Junyu demanda d'un ton neutre : « Rentrer ? Rentrer où ? »
« Phoenix Village, Little Mirror Lake, ou n'importe où ailleurs où tu veux aller. Je t'accompagnerai partout où tu voudras… »
Junyu le regarda longuement, puis secoua la tête : « Ne t'inquiète pas pour moi, va-t'en, je veux être seule. »
«
Junyu
!
»
Voyant qu'il se tenait toujours devant elle, les démons qui sommeillaient dans son cœur semblèrent se réveiller, et Junyu hurla hystériquement : « Va-t'en, va-t'en maintenant, je ne veux voir personne. »
M. Nongying soupira, secoua la tête et se détourna.
À cet instant, Junyu sembla le reconnaître à nouveau. Après un moment d'hésitation, elle dit doucement : « Monsieur, vous devriez y aller. J'ai juste besoin d'être seule un instant. Ne vous inquiétez pas pour moi, je retournerai au village du Phénix. »
M. Nongying lui jeta un coup d'œil en arrière et hocha la tête : « Alors revenez seule. Je vous attendrai au village de Phoenix. »
Chapitre 194 : La fleur rouge magique (5)
Junyu resta là en silence jusqu'à ce qu'il ne puisse plus voir clairement le dos du jeune maître Nongying, puis il s'assit au bord du lac.

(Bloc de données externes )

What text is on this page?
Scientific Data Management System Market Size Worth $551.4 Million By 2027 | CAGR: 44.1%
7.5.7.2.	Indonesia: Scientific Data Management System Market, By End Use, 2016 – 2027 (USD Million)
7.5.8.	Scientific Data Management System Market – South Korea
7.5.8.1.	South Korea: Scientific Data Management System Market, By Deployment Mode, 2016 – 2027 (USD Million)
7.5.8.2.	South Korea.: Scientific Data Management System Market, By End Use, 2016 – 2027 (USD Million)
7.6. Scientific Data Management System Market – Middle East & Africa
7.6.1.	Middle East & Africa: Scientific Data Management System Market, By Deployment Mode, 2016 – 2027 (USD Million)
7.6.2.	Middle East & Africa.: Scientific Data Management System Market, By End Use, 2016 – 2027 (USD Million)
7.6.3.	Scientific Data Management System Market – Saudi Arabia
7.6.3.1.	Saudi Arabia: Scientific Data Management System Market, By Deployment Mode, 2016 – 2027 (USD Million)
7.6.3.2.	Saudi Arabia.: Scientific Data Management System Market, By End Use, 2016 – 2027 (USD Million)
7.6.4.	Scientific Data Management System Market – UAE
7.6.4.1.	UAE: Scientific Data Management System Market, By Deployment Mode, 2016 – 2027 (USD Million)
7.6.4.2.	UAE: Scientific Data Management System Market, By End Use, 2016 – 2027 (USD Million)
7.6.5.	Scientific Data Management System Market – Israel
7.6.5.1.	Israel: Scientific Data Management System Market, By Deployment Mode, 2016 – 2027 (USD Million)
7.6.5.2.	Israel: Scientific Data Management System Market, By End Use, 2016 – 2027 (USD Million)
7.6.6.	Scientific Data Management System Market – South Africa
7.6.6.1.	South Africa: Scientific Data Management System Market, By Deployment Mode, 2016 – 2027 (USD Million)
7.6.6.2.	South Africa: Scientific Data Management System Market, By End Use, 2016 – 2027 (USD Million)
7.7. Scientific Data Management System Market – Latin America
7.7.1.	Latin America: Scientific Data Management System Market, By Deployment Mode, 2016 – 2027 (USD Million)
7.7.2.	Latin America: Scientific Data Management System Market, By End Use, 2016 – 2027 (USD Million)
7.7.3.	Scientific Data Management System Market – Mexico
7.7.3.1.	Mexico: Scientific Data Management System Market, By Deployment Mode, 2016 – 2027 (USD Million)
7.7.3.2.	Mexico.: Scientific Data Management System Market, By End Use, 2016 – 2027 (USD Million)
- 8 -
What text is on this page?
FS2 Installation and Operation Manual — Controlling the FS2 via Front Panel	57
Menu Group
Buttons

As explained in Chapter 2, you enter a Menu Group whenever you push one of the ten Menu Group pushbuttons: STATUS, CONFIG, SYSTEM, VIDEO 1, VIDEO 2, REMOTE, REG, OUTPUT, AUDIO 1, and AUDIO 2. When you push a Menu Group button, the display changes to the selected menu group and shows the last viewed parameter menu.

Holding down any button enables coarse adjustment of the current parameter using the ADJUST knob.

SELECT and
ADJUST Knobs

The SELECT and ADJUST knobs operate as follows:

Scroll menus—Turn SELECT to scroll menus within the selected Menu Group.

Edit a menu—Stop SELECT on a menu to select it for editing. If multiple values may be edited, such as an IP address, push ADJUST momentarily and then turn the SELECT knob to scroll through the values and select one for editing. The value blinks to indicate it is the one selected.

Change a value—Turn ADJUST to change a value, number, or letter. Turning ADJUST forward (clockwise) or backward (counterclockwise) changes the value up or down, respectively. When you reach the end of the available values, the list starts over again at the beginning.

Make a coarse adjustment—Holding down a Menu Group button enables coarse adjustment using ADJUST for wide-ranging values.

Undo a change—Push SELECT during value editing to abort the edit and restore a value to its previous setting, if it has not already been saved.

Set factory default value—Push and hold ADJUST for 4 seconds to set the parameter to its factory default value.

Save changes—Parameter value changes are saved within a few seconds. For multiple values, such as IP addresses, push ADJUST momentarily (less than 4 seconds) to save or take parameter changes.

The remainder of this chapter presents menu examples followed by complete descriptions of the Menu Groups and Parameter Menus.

Elle se souvint soudain de quelque chose et porta rapidement la main à sa poitrine pour en sortir la fleur. Heureusement, sa panique précédente ne l'avait pas abîmée, et elle poussa enfin un soupir de soulagement.
Elle prit les fleurs, se leva et se dirigea vers la petite maison en bois. Soudain, elle entendit un long sifflement, celui de Xiao Shuai. Le jeune maître Nongying le lui avait apporté.
Elle sauta sur le dos du cheval, et Xiao Shuai s'éloigna lentement au galop.